Zarc melangkahkan kakinya kesana. Ia berjalan tenang seakan ini adalah sebuah kebiasaan yang selalu ia jalani. Setelah sampai pada sebuah pintu berbahan dasar kayu, ia memutar kenop dan membuka pintunya perlahan. Tidak ada apapun diruangan itu, tapi yang menjadi tujuannya kemari ada pada bunga mawar hitam yang terletak di atas cawan di meja. Satu kelopak bunga itu gugur menandakan bahwa ramalan itu benar-benar akan terjadi.

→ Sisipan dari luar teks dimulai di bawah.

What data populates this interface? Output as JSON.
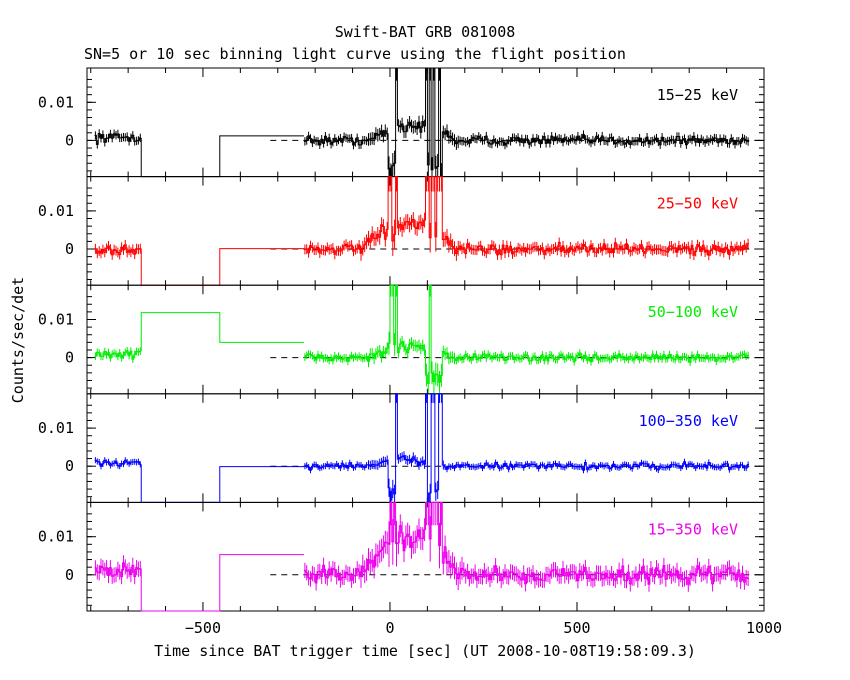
{
  "title": "Swift-BAT GRB 081008",
  "subtitle": "SN=5 or 10 sec binning light curve using the flight position",
  "chart_data": {
    "type": "line",
    "title": "Swift-BAT GRB 081008",
    "subtitle": "SN=5 or 10 sec binning light curve using the flight position",
    "xlabel": "Time since BAT trigger time [sec] (UT 2008-10-08T19:58:09.3)",
    "ylabel": "Counts/sec/det",
    "xlim": [
      -810,
      1000
    ],
    "ylim": [
      -0.0095,
      0.019
    ],
    "x_ticks": [
      -500,
      0,
      500,
      1000
    ],
    "x_tick_labels": [
      "−500",
      "0",
      "500",
      "1000"
    ],
    "y_ticks": [
      0,
      0.01
    ],
    "y_tick_labels": [
      "0",
      "0.01"
    ],
    "zero_line_start": -320,
    "gaps": [
      {
        "x0": -665,
        "x1": -455
      },
      {
        "x0": -455,
        "x1": -230
      }
    ],
    "panels": [
      {
        "band": "15−25 keV",
        "color": "#000000",
        "noise": 0.0011,
        "pre": {
          "x0": -790,
          "x1": -665,
          "level": 0.0008
        },
        "gap_levels": [
          -0.0095,
          0.0012
        ],
        "bursts": [
          {
            "x0": -5,
            "x1": 18,
            "h": 0.019,
            "lo": -0.0095
          },
          {
            "x0": 95,
            "x1": 135,
            "h": 0.019,
            "lo": -0.0095
          }
        ],
        "hump": {
          "x0": -60,
          "x1": 180,
          "h": 0.005
        }
      },
      {
        "band": "25−50 keV",
        "color": "#ff0000",
        "noise": 0.0013,
        "pre": {
          "x0": -790,
          "x1": -665,
          "level": -0.0003
        },
        "gap_levels": [
          -0.0095,
          0.0001
        ],
        "bursts": [
          {
            "x0": -5,
            "x1": 18,
            "h": 0.019,
            "lo": 0.002
          },
          {
            "x0": 95,
            "x1": 135,
            "h": 0.019,
            "lo": 0.002
          }
        ],
        "hump": {
          "x0": -80,
          "x1": 180,
          "h": 0.008
        }
      },
      {
        "band": "50−100 keV",
        "color": "#00ee00",
        "noise": 0.001,
        "pre": {
          "x0": -790,
          "x1": -665,
          "level": 0.0008
        },
        "gap_levels": [
          0.0118,
          0.004
        ],
        "bursts": [
          {
            "x0": -5,
            "x1": 18,
            "h": 0.019,
            "lo": 0.003
          },
          {
            "x0": 95,
            "x1": 135,
            "h": 0.019,
            "lo": -0.008
          }
        ],
        "hump": {
          "x0": -60,
          "x1": 170,
          "h": 0.004
        }
      },
      {
        "band": "100−350 keV",
        "color": "#0000ff",
        "noise": 0.0008,
        "pre": {
          "x0": -790,
          "x1": -665,
          "level": 0.0009
        },
        "gap_levels": [
          -0.0095,
          -0.0001
        ],
        "bursts": [
          {
            "x0": -5,
            "x1": 18,
            "h": 0.019,
            "lo": -0.0095
          },
          {
            "x0": 95,
            "x1": 135,
            "h": 0.019,
            "lo": -0.0095
          }
        ],
        "hump": {
          "x0": -60,
          "x1": 140,
          "h": 0.002
        }
      },
      {
        "band": "15−350 keV",
        "color": "#ee00ee",
        "noise": 0.002,
        "pre": {
          "x0": -790,
          "x1": -665,
          "level": 0.001
        },
        "gap_levels": [
          -0.0095,
          0.0053
        ],
        "bursts": [
          {
            "x0": -5,
            "x1": 18,
            "h": 0.019,
            "lo": 0.006
          },
          {
            "x0": 95,
            "x1": 135,
            "h": 0.019,
            "lo": 0.006
          }
        ],
        "hump": {
          "x0": -80,
          "x1": 190,
          "h": 0.012
        }
      }
    ],
    "post": {
      "x0": -230,
      "x1": 955
    },
    "grid": false,
    "legend": "none"
  }
}
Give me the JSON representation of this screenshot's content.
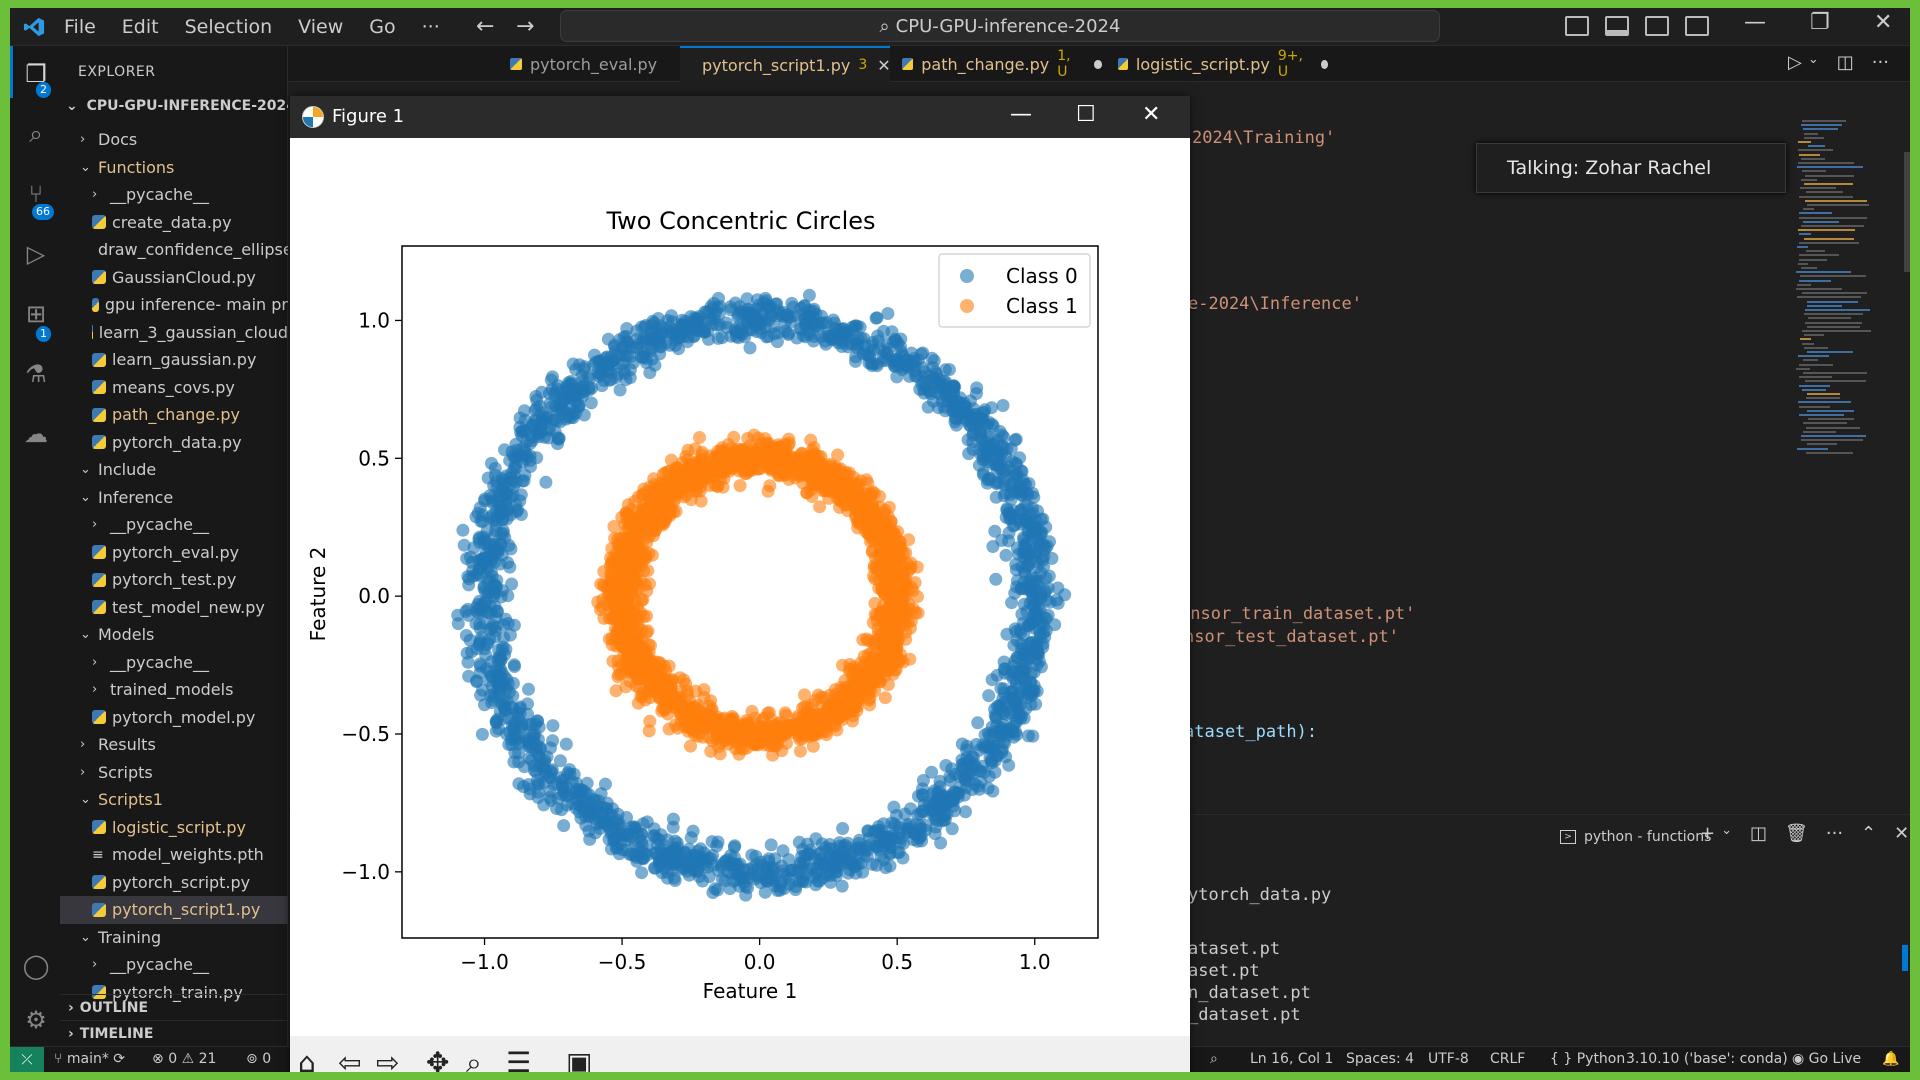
{
  "titlebar": {
    "menu": [
      "File",
      "Edit",
      "Selection",
      "View",
      "Go",
      "···"
    ],
    "search": "CPU-GPU-inference-2024"
  },
  "activity": {
    "explorer_badge": "2",
    "scm_badge": "66",
    "extensions_badge": "1"
  },
  "sidebar": {
    "header": "EXPLORER",
    "root": "CPU-GPU-INFERENCE-2024",
    "items": [
      {
        "label": "Docs",
        "depth": 0,
        "kind": "folder-closed"
      },
      {
        "label": "Functions",
        "depth": 0,
        "kind": "folder-open",
        "modified": true
      },
      {
        "label": "__pycache__",
        "depth": 1,
        "kind": "folder-closed"
      },
      {
        "label": "create_data.py",
        "depth": 1,
        "kind": "py"
      },
      {
        "label": "draw_confidence_ellipse",
        "depth": 1,
        "kind": "py"
      },
      {
        "label": "GaussianCloud.py",
        "depth": 1,
        "kind": "py"
      },
      {
        "label": "gpu inference- main pr",
        "depth": 1,
        "kind": "py"
      },
      {
        "label": "learn_3_gaussian_cloud",
        "depth": 1,
        "kind": "py"
      },
      {
        "label": "learn_gaussian.py",
        "depth": 1,
        "kind": "py"
      },
      {
        "label": "means_covs.py",
        "depth": 1,
        "kind": "py"
      },
      {
        "label": "path_change.py",
        "depth": 1,
        "kind": "py",
        "modified": true
      },
      {
        "label": "pytorch_data.py",
        "depth": 1,
        "kind": "py"
      },
      {
        "label": "Include",
        "depth": 0,
        "kind": "folder-open"
      },
      {
        "label": "Inference",
        "depth": 0,
        "kind": "folder-open"
      },
      {
        "label": "__pycache__",
        "depth": 1,
        "kind": "folder-closed"
      },
      {
        "label": "pytorch_eval.py",
        "depth": 1,
        "kind": "py"
      },
      {
        "label": "pytorch_test.py",
        "depth": 1,
        "kind": "py"
      },
      {
        "label": "test_model_new.py",
        "depth": 1,
        "kind": "py"
      },
      {
        "label": "Models",
        "depth": 0,
        "kind": "folder-open"
      },
      {
        "label": "__pycache__",
        "depth": 1,
        "kind": "folder-closed"
      },
      {
        "label": "trained_models",
        "depth": 1,
        "kind": "folder-closed"
      },
      {
        "label": "pytorch_model.py",
        "depth": 1,
        "kind": "py"
      },
      {
        "label": "Results",
        "depth": 0,
        "kind": "folder-closed"
      },
      {
        "label": "Scripts",
        "depth": 0,
        "kind": "folder-closed"
      },
      {
        "label": "Scripts1",
        "depth": 0,
        "kind": "folder-open",
        "modified": true
      },
      {
        "label": "logistic_script.py",
        "depth": 1,
        "kind": "py",
        "modified": true
      },
      {
        "label": "model_weights.pth",
        "depth": 1,
        "kind": "txt"
      },
      {
        "label": "pytorch_script.py",
        "depth": 1,
        "kind": "py"
      },
      {
        "label": "pytorch_script1.py",
        "depth": 1,
        "kind": "py",
        "modified": true,
        "selected": true
      },
      {
        "label": "Training",
        "depth": 0,
        "kind": "folder-open"
      },
      {
        "label": "__pycache__",
        "depth": 1,
        "kind": "folder-closed"
      },
      {
        "label": "pytorch_train.py",
        "depth": 1,
        "kind": "py"
      }
    ],
    "outline": "OUTLINE",
    "timeline": "TIMELINE"
  },
  "tabs": [
    {
      "label": "pytorch_eval.py",
      "extra": "",
      "active": false
    },
    {
      "label": "pytorch_script1.py",
      "extra": "3",
      "active": true
    },
    {
      "label": "path_change.py",
      "extra": "1, U",
      "active": false
    },
    {
      "label": "logistic_script.py",
      "extra": "9+, U",
      "active": false
    }
  ],
  "editor": {
    "lines": [
      {
        "text": "2024\\Training'",
        "cls": "str"
      },
      {
        "text": "e-2024\\Inference'",
        "cls": "str"
      },
      {
        "text": "ensor_train_dataset.pt'",
        "cls": "str"
      },
      {
        "text": "nsor_test_dataset.pt'",
        "cls": "str"
      },
      {
        "text": "ataset_path):",
        "cls": "var"
      }
    ],
    "talking": "Talking: Zohar Rachel"
  },
  "panel": {
    "title": "python - functions",
    "lines": [
      "ytorch_data.py",
      "ataset.pt",
      "aset.pt",
      "n_dataset.pt",
      "_dataset.pt"
    ]
  },
  "status": {
    "branch": "main*",
    "problems": "0",
    "warnings": "21",
    "ports": "0",
    "position": "Ln 16, Col 1",
    "spaces": "Spaces: 4",
    "encoding": "UTF-8",
    "eol": "CRLF",
    "language": "{ } Python",
    "interpreter": "3.10.10 ('base': conda)",
    "golive": "Go Live"
  },
  "figure": {
    "window_title": "Figure 1",
    "toolbar_icons": [
      "home-icon",
      "back-arrow-icon",
      "forward-arrow-icon",
      "pan-icon",
      "zoom-icon",
      "configure-icon",
      "save-icon"
    ]
  },
  "chart_data": {
    "type": "scatter",
    "title": "Two Concentric Circles",
    "xlabel": "Feature 1",
    "ylabel": "Feature 2",
    "xlim": [
      -1.3,
      1.23
    ],
    "ylim": [
      -1.24,
      1.27
    ],
    "xticks": [
      -1.0,
      -0.5,
      0.0,
      0.5,
      1.0
    ],
    "xtick_labels": [
      "−1.0",
      "−0.5",
      "0.0",
      "0.5",
      "1.0"
    ],
    "yticks": [
      -1.0,
      -0.5,
      0.0,
      0.5,
      1.0
    ],
    "ytick_labels": [
      "−1.0",
      "−0.5",
      "0.0",
      "0.5",
      "1.0"
    ],
    "legend_position": "top-right",
    "grid": false,
    "series": [
      {
        "name": "Class 0",
        "color": "#1f77b4",
        "radius_mean": 1.0,
        "radius_spread": 0.08,
        "points": 2200
      },
      {
        "name": "Class 1",
        "color": "#ff7f0e",
        "radius_mean": 0.5,
        "radius_spread": 0.07,
        "points": 2200
      }
    ]
  }
}
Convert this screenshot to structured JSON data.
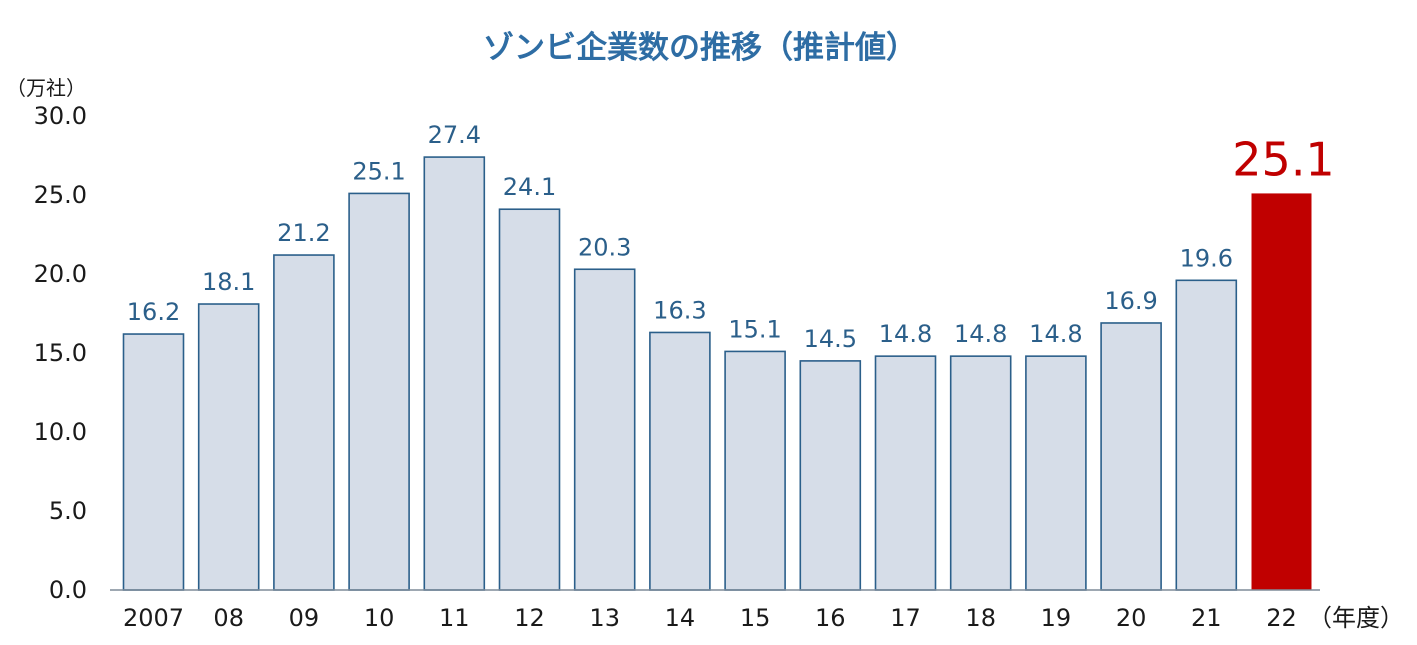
{
  "chart_data": {
    "type": "bar",
    "title": "ゾンビ企業数の推移（推計値）",
    "ylabel": "（万社）",
    "xlabel": "（年度）",
    "ylim": [
      0,
      30
    ],
    "yticks": [
      "0.0",
      "5.0",
      "10.0",
      "15.0",
      "20.0",
      "25.0",
      "30.0"
    ],
    "grid": false,
    "categories": [
      "2007",
      "08",
      "09",
      "10",
      "11",
      "12",
      "13",
      "14",
      "15",
      "16",
      "17",
      "18",
      "19",
      "20",
      "21",
      "22"
    ],
    "values": [
      16.2,
      18.1,
      21.2,
      25.1,
      27.4,
      24.1,
      20.3,
      16.3,
      15.1,
      14.5,
      14.8,
      14.8,
      14.8,
      16.9,
      19.6,
      25.1
    ],
    "value_labels": [
      "16.2",
      "18.1",
      "21.2",
      "25.1",
      "27.4",
      "24.1",
      "20.3",
      "16.3",
      "15.1",
      "14.5",
      "14.8",
      "14.8",
      "14.8",
      "16.9",
      "19.6",
      "25.1"
    ],
    "highlight_index": 15,
    "colors": {
      "bar_fill": "#d6dde8",
      "bar_stroke": "#2b5f8a",
      "highlight_fill": "#c00000",
      "label": "#2b5f8a",
      "highlight_label": "#c00000",
      "title": "#2e6da4",
      "axis": "#7f8c99"
    }
  }
}
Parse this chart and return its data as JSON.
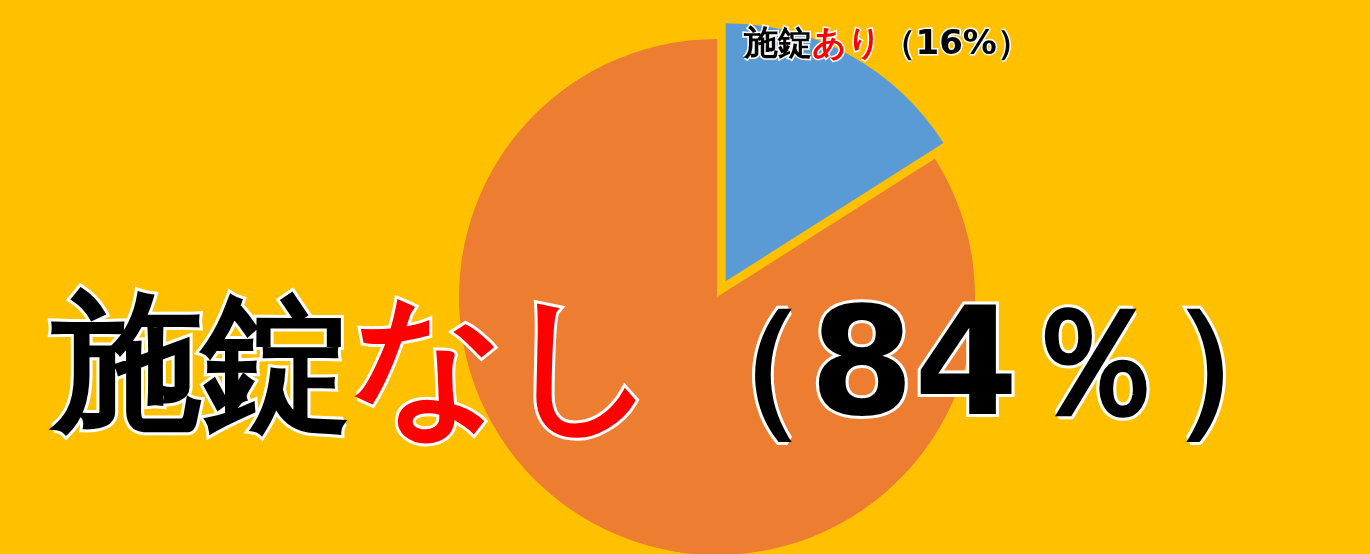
{
  "chart_data": {
    "type": "pie",
    "categories": [
      "施錠あり",
      "施錠なし"
    ],
    "values": [
      16,
      84
    ],
    "colors": [
      "#5b9bd5",
      "#ed7d31"
    ],
    "value_labels": [
      "（16%）",
      "（84％）"
    ]
  }
}
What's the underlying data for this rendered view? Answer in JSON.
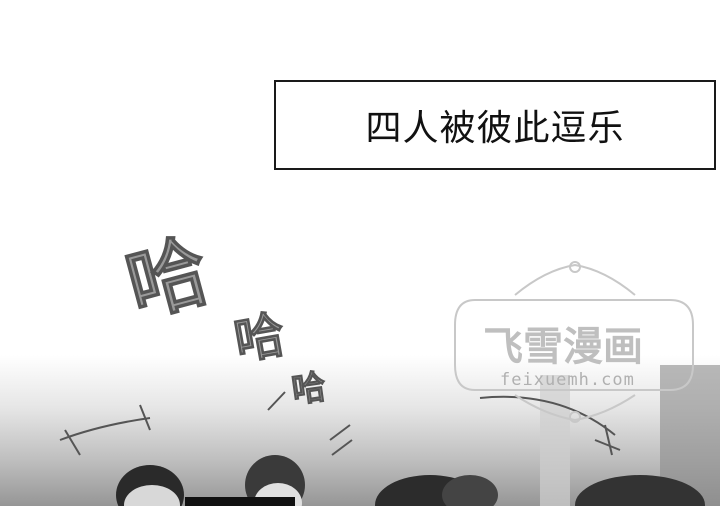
{
  "caption": {
    "text": "四人被彼此逗乐"
  },
  "sfx": {
    "laugh_large": "哈",
    "laugh_medium": "哈",
    "laugh_small": "哈"
  },
  "watermark": {
    "title": "飞雪漫画",
    "url": "feixuemh.com"
  },
  "colors": {
    "border": "#1a1a1a",
    "sfx_fill": "#9a9a9a",
    "watermark": "#bfbfbf"
  }
}
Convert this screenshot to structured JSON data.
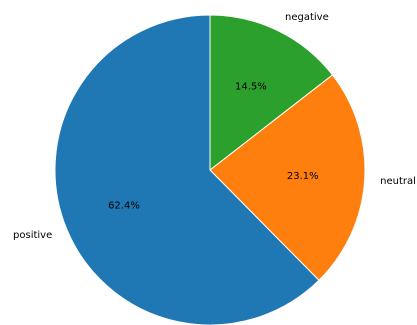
{
  "chart_data": {
    "type": "pie",
    "title": "",
    "labels": [
      "negative",
      "neutral",
      "positive"
    ],
    "values": [
      14.5,
      23.1,
      62.4
    ],
    "value_labels": [
      "14.5%",
      "23.1%",
      "62.4%"
    ],
    "colors": [
      "#2ca02c",
      "#ff7f0e",
      "#1f77b4"
    ],
    "start_angle": "top (90°)",
    "direction": "clockwise",
    "legend": "none",
    "edge_color": "#ffffff"
  }
}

Zarc menyentuh secarik kertas lusuh yang telah termakan rayap yang diletakan di samping cawan bunga mawar itu. Jarinya mengelus baris pertama, dan bibirnya mengucapkan untaian kata yang tertera disana.

"Seperti angin yang akan datang dan juga pergi."

Baru selesai ia mengucapkan kalimat itu. Suara Rei terdengar memanggilnya. Ia menggeser lukisan itu ke tempat semula dan ruangan itu tertutup kembali oleh dinding. Rei membuka pintu serampangan, ia menghampirinya dengan wajah pucat.

"Sebenarnya aku tidak ingin membuatmu marah. Tapi...tapi...aku penasaran dan pergi ke...kamarmu..."

Wajah Zarc langsung berganti menyeramkan. Aura intimidasi tak terelakan dan matanya memicing tajam.

Rei cepat-cepat menyambung kalimatnya,"aku tidak melakukan apapun, sungguh. Ketika aku membuka pintu kamarmu, aku tak mendapati apapun disana."

Zarc mencerna ucapan Rei. Kata-kata dari ramalan itu terngiang dan secepat itu pula ia ke kamarnya. Langkahnya terburu-buru. Ia membuka pintu kamar dengan kasar.

Kosong. Seakan tak pernah ada seseorang yang singgah disana. Tangan Zarc mengerat pada ganggang pintu. Mencengkeramnya kuat dan menghancurkannya. Rei bergidik ngeri melihat ganggang pintu yang terbuat dari batu mulia itu hancur dalam cengkeraman Zarc. Hancur seperti butiran tak berharga.